While a private non-operating foundation generally cannot receive a qualified charitable contribution from an IRA, a private non-operating foundation that elects to meet the conduit rules may receive such contributions.
Who can take advantage of the retroactivity to January 1, 2015?
The law is retroactive to January 1, 2015, but the retroactivity only applies for donors who directed an IRA distribution directly to charity in 2015 or who meet the special rules for December distributions described below. Some professional advisers advocated in 2015 for individuals to direct IRA distributions directly to charity in hopes that the IRA charitable rollover would be extended again. The professional advisers made this recommendation because there was relatively little downside if the donor’s inclination was to make the charitable gift regardless of whether it received the favorable treatment of the IRA charitable rollover. The rationale was that if an individual made the IRA distribution directly to an eligible charity and the IRA rollover was enacted retroactively later in the year, the individual could treat it as an IRA charitable rollover. The rationale continued that if the IRA charitable rollover was not enacted retroactively, the individual would just treat the IRA distribution as income and take a corresponding charitable deduction.
Who is eligible to treat IRA distributions made January 1–December 31, 2015, as an IRA charitable rollover?
Individuals whose IRA distributions were made directly to an eligible charity may treat the distribution as a 2015 IRA charitable rollover. All of the regular restrictions applicable to IRA charitable rollovers regarding age and limits still apply. Individuals who personally received the distribution from their IRA rather than directing the distribution to an eligible charity may not treat the distribution as a 2015 IRA charitable rollover.
Who is eligible to treat IRA distributions made December 1– December 31, 2015, as an IRA charitable rollover?

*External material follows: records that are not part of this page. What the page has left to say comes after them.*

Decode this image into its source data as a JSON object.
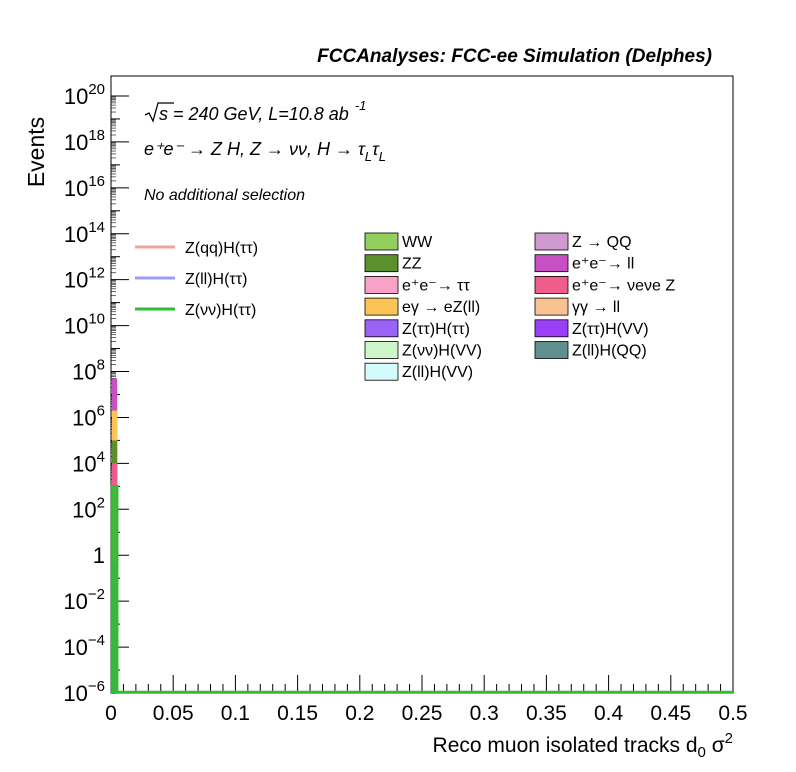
{
  "header": "FCCAnalyses: FCC-ee Simulation (Delphes)",
  "annotations": {
    "energy_sqrt": "s",
    "energy_rest": " = 240 GeV, L=10.8 ab",
    "lumi_exp": "-1",
    "process": "e⁺e⁻ → Z H, Z → νν, H → τ",
    "tau_sub": "L",
    "selection": "No additional selection"
  },
  "chart_data": {
    "type": "histogram-stacked",
    "title": "",
    "xlabel": "Reco muon isolated tracks d",
    "xlabel_sub": "0",
    "xlabel_tail": " σ",
    "xlabel_sup": "2",
    "ylabel": "Events",
    "xlim": [
      0,
      0.5
    ],
    "ylim": [
      1e-06,
      1e+21
    ],
    "yscale": "log",
    "x_ticks": [
      "0",
      "0.05",
      "0.1",
      "0.15",
      "0.2",
      "0.25",
      "0.3",
      "0.35",
      "0.4",
      "0.45",
      "0.5"
    ],
    "y_ticks": [
      {
        "base": "10",
        "exp": "20",
        "value": 1e+20
      },
      {
        "base": "10",
        "exp": "18",
        "value": 1e+18
      },
      {
        "base": "10",
        "exp": "16",
        "value": 1e+16
      },
      {
        "base": "10",
        "exp": "14",
        "value": 100000000000000.0
      },
      {
        "base": "10",
        "exp": "12",
        "value": 1000000000000.0
      },
      {
        "base": "10",
        "exp": "10",
        "value": 10000000000.0
      },
      {
        "base": "10",
        "exp": "8",
        "value": 100000000.0
      },
      {
        "base": "10",
        "exp": "6",
        "value": 1000000.0
      },
      {
        "base": "10",
        "exp": "4",
        "value": 10000.0
      },
      {
        "base": "10",
        "exp": "2",
        "value": 100.0
      },
      {
        "base": "1",
        "exp": "",
        "value": 1
      },
      {
        "base": "10",
        "exp": "−2",
        "value": 0.01
      },
      {
        "base": "10",
        "exp": "−4",
        "value": 0.0001
      },
      {
        "base": "10",
        "exp": "−6",
        "value": 1e-06
      }
    ],
    "grid": false,
    "bin_width": 0.005,
    "stacked_first_bin": [
      {
        "name": "ZZ",
        "color": "#5c8f2e",
        "top": 100000.0
      },
      {
        "name": "e⁺e⁻ → νeνe Z",
        "color": "#f25c8a",
        "top": 10000.0
      },
      {
        "name": "eγ → eZ(ll)",
        "color": "#fbc455",
        "top": 2000000.0
      },
      {
        "name": "e⁺e⁻ → ll",
        "color": "#c84fc4",
        "top": 50000000.0
      },
      {
        "name": "Z(ττ)H(ττ)",
        "color": "#9a63f5",
        "top": 0.5
      }
    ],
    "signal_lines": [
      {
        "name": "Z(qq)H(ττ)",
        "color": "#f7a0a0"
      },
      {
        "name": "Z(ll)H(ττ)",
        "color": "#9d9df7"
      },
      {
        "name": "Z(νν)H(ττ)",
        "color": "#33bb33",
        "first_bin": 1000
      }
    ],
    "legend_lines": [
      {
        "label": "Z(qq)H(ττ)",
        "color": "#f7a0a0"
      },
      {
        "label": "Z(ll)H(ττ)",
        "color": "#9d9df7"
      },
      {
        "label": "Z(νν)H(ττ)",
        "color": "#33bb33"
      }
    ],
    "legend_col1": [
      {
        "label": "WW",
        "color": "#93cf5f"
      },
      {
        "label": "ZZ",
        "color": "#5c8f2e"
      },
      {
        "label": "e⁺e⁻→ ττ",
        "color": "#f8a2c8"
      },
      {
        "label": "eγ → eZ(ll)",
        "color": "#fbc455"
      },
      {
        "label": "Z(ττ)H(ττ)",
        "color": "#9a63f5"
      },
      {
        "label": "Z(νν)H(VV)",
        "color": "#cdf7c8"
      },
      {
        "label": "Z(ll)H(VV)",
        "color": "#d3fbfb"
      }
    ],
    "legend_col2": [
      {
        "label": "Z → QQ",
        "color": "#cf9bcf"
      },
      {
        "label": "e⁺e⁻→ ll",
        "color": "#c84fc4"
      },
      {
        "label": "e⁺e⁻→ νeνe Z",
        "color": "#f25c8a"
      },
      {
        "label": "γγ → ll",
        "color": "#f8c291"
      },
      {
        "label": "Z(ττ)H(VV)",
        "color": "#9a3ff7"
      },
      {
        "label": "Z(ll)H(QQ)",
        "color": "#5f8f8f"
      }
    ]
  }
}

Individuals whose IRA distributions were made directly to an eligible charity (and met all other requirements) may treat the distribution as a 2015 IRA charitable rollover. In addition, individuals who personally received an IRA distribution in December 2015 may treat that distribution (or a portion thereof) as a 2015 IRA charitable rollover if the individual transfers the amount in cash to an eligible charity by December 31, 2015. The Treasury Department and IRS may issue guidance regarding the details of such transfers. If such guidance is issued, we will update you.

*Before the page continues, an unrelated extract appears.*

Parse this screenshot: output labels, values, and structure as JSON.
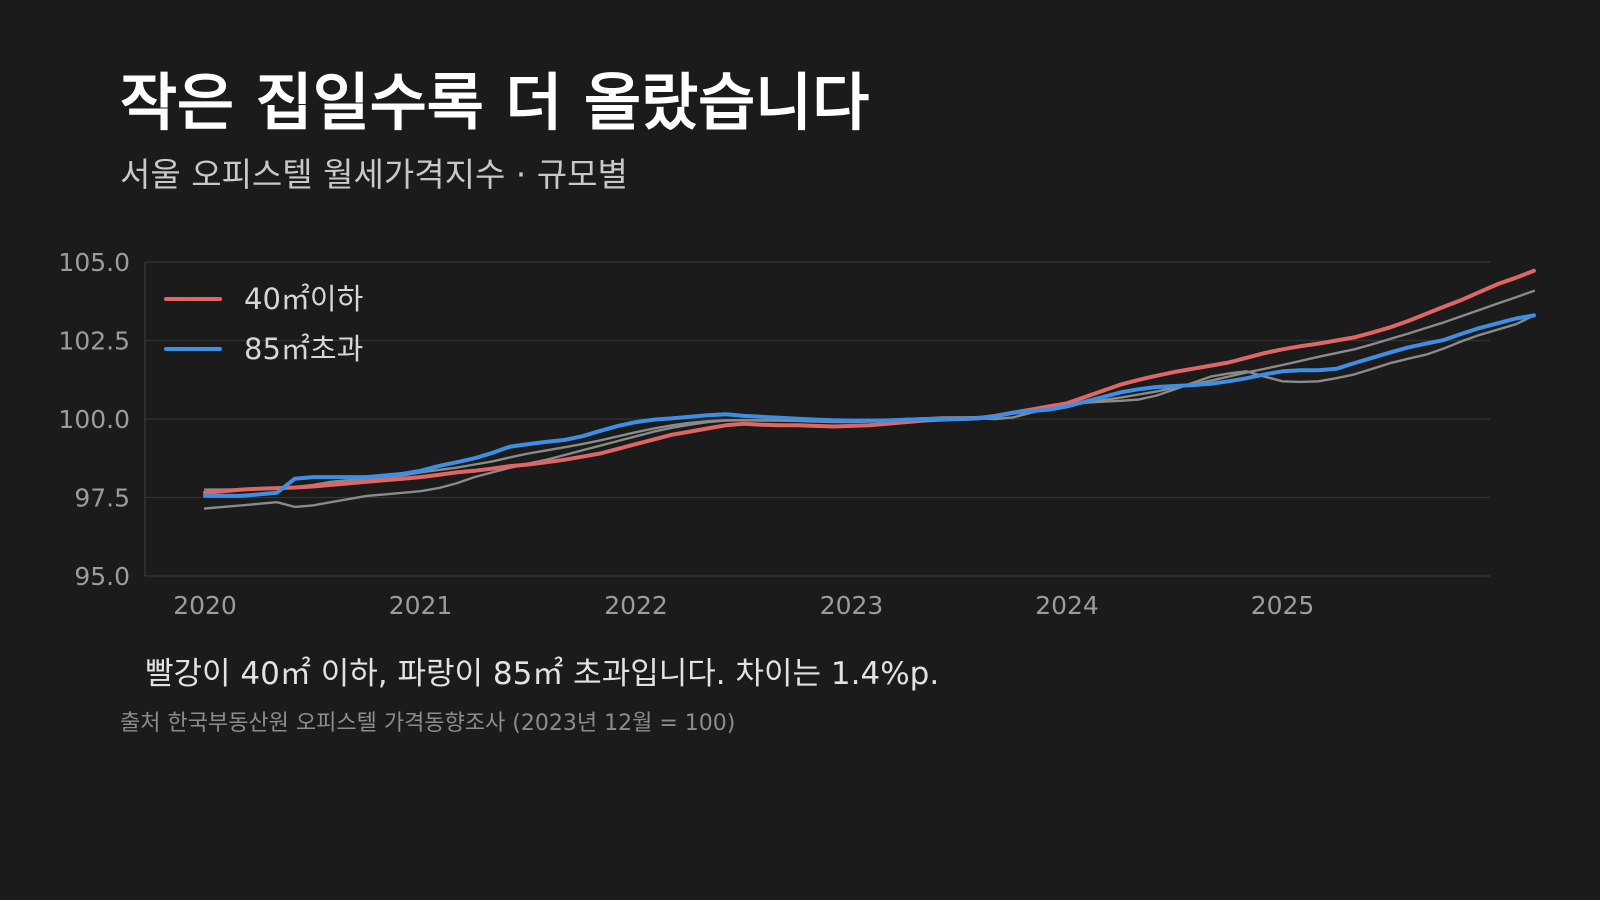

Did the IRA Charitable Rollover passed in 2015 include an extension date into January 2016?
No. In 2012, the IRA Charitable Rollover extension was passed to include an extension date. It stated that distributions made from January 1, 2012 - January 31, 2013 would be recognized for the 2012 tax year. The December 18, 2015 PATH Act did not include this language. Therefore distributions must be made by December 31 of a given tax year to be included in that tax year.
This information is based on our continuing analysis of the relevant legislation and regulations. We make every effort to ensure accuracy of this document. The information is not a substitute for expert legal, tax, or other professional advice, and we strongly encourage grantmakers and donors to work with counsel to determine the impact of this legislation on their particular situations. This information may not be relied upon for the purposes of avoiding any penalties that may be imposed under the Internal Revenue Code. Revised December 22, 2015.